Teacher Under the Sea
Teacher Under the Sea & Behavior and Movement of Coral Reef Fishes in a No-Take Marine Reserve
Principal Investigator: Dr. James Lindholm, California State University Monterey Bay
Training: November 3 — 7
Mission: November 11 — 20
The November Aquarius mission has two main areas of focus: embedding a teacher in a science mission for the first time and following his experience through online broadcasts, blogs, and interaction and to investigate the detailed movement and behavior of fish on Conch Reef, a no-take zone within the Florida Keys National Marine Sanctuary.
Marine protected areas (MPAs), and their more restrictive subset called no-take marine reserves, are areas in the ocean in which some or all human activities are excluded. To be successful, marine reserves must contain within their boundaries the animals and associated habitats that are targeted for protection and needed for a healthy ecosystem. This is fairly straightforward to understand for creatures and habitats that move very little, but it is much more challenging for animals such as coral reef fishes, many of which move throughout the day.
A team of scientists led by Dr. James Lindholm will use Aquarius to evaluate where fishes go and the how they interact with the seafloor. Their results will help to determine the effectiveness of the no-take reserve at Conch Reef and to help design other marine protected areas were similar fish species are targeting for protection. Working side-by-side with the science team and interacting with students, educators and the public during the mission will be two high school teachers chosen from a nation-wide pool of applicants. Mark Tohulka from MAST Academy in Miami will be part of the underwater aquanaut team, and Steven Houwen from Alameda High School in Colorado will participate as an aquanaut alternate in training and part of the science crew at the surface. While assisting with research, both Mark and Steve will be participating in live broadcasts from underwater, blogging, video conferencing with classrooms, and interacting online with the public.
November’s research will build on the results from Dr. Lindholm’s previous missions to Aquarius during which he surgically implanted acoustic transmitters in fish on Conch Reef and monitored their movements using an array of acoustic receivers deployed on the seafloor. Saturation diving made possible underwater surgical techniques that put minimal stress on the fish.

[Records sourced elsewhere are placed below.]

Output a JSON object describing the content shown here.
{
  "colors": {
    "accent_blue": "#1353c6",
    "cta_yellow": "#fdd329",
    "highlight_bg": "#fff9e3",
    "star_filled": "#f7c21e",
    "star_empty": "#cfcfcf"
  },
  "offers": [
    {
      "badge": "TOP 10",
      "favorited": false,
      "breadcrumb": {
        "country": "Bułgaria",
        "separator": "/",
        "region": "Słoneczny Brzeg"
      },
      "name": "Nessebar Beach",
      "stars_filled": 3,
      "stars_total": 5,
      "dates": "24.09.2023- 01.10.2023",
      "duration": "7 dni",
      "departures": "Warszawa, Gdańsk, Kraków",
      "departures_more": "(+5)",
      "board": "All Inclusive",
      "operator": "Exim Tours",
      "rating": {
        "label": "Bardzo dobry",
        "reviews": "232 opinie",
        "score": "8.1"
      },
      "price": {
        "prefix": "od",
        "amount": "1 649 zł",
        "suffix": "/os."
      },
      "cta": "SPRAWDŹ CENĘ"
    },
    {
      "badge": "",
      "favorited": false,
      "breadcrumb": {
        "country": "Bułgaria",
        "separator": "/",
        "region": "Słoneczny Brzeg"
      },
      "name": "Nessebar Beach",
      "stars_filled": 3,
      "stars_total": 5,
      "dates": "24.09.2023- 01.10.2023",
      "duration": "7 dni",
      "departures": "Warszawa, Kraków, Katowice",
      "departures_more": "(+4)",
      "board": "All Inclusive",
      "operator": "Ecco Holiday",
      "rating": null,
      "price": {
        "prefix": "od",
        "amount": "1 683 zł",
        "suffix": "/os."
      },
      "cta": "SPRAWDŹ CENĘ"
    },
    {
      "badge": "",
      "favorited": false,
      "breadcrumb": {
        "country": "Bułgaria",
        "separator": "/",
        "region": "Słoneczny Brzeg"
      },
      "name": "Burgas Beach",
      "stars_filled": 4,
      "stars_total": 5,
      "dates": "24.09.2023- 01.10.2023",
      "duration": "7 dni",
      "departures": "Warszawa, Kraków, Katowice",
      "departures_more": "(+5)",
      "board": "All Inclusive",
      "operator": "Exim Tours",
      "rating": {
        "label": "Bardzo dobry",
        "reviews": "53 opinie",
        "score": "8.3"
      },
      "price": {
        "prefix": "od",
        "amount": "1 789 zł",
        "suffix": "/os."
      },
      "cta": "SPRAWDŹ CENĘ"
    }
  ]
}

Findings revealed broad patterns of fish movement on Conch Reef, principally within the boundaries of the established no-take reserve surrounding Aquarius. Fish that did swim outside of the boundaries of the reserve generally made only brief excursions. Data suggested that for the fish studied, including parrotfish, black grouper, yellowtail snapper, and hogfish, they tend to stay within the area of Conch Reef most of the year.
The November mission will focus on obtaining more detailed data to better determine how fish behavior and movement relate to the structure of the seafloor at Conch Reef and how this behavior varies throughout the day. The behavior of black grouper, blue parrotfish, and hogfish will be observed directly by divers and videotaped. Use of Aquarius and saturation diving will allow the team extended dive times, up to 9 hours per day, to observe, track and videotape fish on Conch Reef.
As part of the mission, an animated 3-dimensional video depicting the habitat around Aquarius will be created and incorporate fish movements previously documented. This will be an exciting new tool to visualize the Conch Reef site, the behavior of fish in a coral reef, and scientific data.